Set EXWIW_MYSQL_DRIVER=trilogy (or mysql2) to force a specific driver. This
is useful when the mysql2 gem is linked against a libmysqlclient that can no
longer load the server's auth plugin — e.g. a MySQL 9.x client drops the
mysql_native_password plugin and raises Authentication plugin
'mysql_native_password' cannot be loaded on connect. The pure-Ruby trilogy
driver implements that auth handshake itself and sidesteps the issue.
Usage
exwiw has two subcommands:
export(default) — generate INSERT/COPY SQL files. If the subcommand is omitted,exportis assumed.explain— print the compiled SQL and itsEXPLAINoutput for each query thatexportwould run, without executing the SELECTs.
exwiw export
# dump & masking all records from database to dump.sql based on schema.json
# pass database password as an environment variable 'DATABASE_PASSWORD'
exwiw \
--adapter=mysql \
--host=localhost \
--port=3306 \
--user=reader \
--database=app_production \
--config-dir=exwiw \
--target-table=shops \
--ids=1 \ # comma separated ids
--output-dir=dump \
--log-level=info
By default --ids are matched against the target table's primary key. --ids-column=COLUMN matches them against a different column instead (e.g. --target-table=users --ids=alice@example.com --ids-column=email). Related tables are still extracted correctly: their foreign keys are resolved through the target via a subquery (WHERE fk IN (SELECT pk FROM target WHERE COLUMN IN (...))), so only the target table's filter column changes. This is the SQL-adapter counterpart of the mongodb --ids-field; the two are mutually exclusive and each is rejected by the other adapter family. Note: if COLUMN is itself masked, re-running delete-* against an already-imported (masked) dump won't match, so prefer a stable natural key.

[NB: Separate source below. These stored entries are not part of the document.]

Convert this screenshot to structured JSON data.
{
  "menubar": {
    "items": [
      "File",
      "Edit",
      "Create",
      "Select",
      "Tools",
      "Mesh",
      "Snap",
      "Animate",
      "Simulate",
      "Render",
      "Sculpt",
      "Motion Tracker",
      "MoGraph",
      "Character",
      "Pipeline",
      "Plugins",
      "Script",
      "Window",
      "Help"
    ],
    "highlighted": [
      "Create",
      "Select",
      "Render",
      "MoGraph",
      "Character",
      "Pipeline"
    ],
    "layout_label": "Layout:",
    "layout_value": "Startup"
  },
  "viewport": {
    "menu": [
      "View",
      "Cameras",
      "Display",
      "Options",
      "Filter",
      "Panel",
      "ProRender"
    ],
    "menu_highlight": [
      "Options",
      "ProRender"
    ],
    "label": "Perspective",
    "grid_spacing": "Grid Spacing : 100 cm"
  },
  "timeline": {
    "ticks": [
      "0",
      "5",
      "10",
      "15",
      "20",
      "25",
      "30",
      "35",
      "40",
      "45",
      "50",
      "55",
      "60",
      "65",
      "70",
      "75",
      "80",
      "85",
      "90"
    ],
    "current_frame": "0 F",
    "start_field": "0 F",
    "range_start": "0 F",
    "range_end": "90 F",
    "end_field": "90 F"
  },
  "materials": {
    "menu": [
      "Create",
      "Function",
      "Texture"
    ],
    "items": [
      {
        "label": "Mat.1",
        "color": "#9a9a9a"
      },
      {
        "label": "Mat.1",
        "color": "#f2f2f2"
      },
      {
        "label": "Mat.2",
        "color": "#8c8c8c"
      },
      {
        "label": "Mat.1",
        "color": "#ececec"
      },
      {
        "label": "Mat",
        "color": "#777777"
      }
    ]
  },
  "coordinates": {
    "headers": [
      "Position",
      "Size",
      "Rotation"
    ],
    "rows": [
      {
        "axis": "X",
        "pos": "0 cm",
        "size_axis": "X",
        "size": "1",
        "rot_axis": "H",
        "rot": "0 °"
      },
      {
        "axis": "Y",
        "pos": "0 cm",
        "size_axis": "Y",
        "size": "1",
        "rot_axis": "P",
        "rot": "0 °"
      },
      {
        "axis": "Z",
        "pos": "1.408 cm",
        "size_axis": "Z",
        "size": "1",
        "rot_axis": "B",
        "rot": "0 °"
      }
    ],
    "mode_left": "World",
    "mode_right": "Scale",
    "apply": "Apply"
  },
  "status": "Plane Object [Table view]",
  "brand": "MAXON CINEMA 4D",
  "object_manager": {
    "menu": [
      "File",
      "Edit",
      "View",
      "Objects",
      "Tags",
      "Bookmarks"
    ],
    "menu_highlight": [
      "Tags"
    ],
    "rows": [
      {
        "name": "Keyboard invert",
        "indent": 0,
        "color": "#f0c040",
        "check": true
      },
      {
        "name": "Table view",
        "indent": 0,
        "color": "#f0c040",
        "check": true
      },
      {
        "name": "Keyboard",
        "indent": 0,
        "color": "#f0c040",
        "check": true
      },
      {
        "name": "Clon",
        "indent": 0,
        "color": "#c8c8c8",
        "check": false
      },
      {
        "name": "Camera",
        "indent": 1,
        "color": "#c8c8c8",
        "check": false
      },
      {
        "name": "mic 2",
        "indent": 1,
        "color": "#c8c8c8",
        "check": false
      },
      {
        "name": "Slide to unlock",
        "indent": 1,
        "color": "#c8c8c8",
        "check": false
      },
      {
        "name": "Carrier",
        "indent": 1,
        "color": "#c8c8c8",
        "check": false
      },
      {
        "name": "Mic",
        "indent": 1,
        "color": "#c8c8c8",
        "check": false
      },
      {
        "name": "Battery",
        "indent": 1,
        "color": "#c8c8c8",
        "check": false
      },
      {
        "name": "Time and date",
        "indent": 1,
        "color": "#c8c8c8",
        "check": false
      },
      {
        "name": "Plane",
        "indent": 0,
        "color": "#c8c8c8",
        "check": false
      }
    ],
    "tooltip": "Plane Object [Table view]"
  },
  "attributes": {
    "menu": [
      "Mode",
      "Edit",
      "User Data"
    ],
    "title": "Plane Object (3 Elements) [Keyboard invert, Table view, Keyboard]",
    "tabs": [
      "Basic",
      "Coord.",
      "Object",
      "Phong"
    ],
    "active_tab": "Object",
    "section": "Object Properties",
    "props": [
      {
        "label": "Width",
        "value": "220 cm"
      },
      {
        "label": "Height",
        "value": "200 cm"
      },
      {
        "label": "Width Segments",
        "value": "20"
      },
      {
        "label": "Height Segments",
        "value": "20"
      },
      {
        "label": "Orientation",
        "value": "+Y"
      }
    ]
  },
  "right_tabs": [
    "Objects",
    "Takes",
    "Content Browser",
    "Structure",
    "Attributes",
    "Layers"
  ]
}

When --target-table and --ids are omitted, exwiw dumps all tables defined in --config-dir:
# dump all tables
exwiw \
--adapter=postgresql \
--host=localhost \
--port=5432 \
--user=reader \
--database=app_production \
--config-dir=exwiw \
--output-dir=dump
This command will generate sql files in the dump directory.
dump/insert-000-schema.sql— idempotentCREATE TABLE IF NOT EXISTS ...for every table in scope. Apply this first to provision an empty database.dump/insert-{idx}-{table_name}.sqldump/delete-{idx}-{table_name}.sql
idx means the order of the dump. bigger idx might depend on smaller idx, so you should import the dump in order.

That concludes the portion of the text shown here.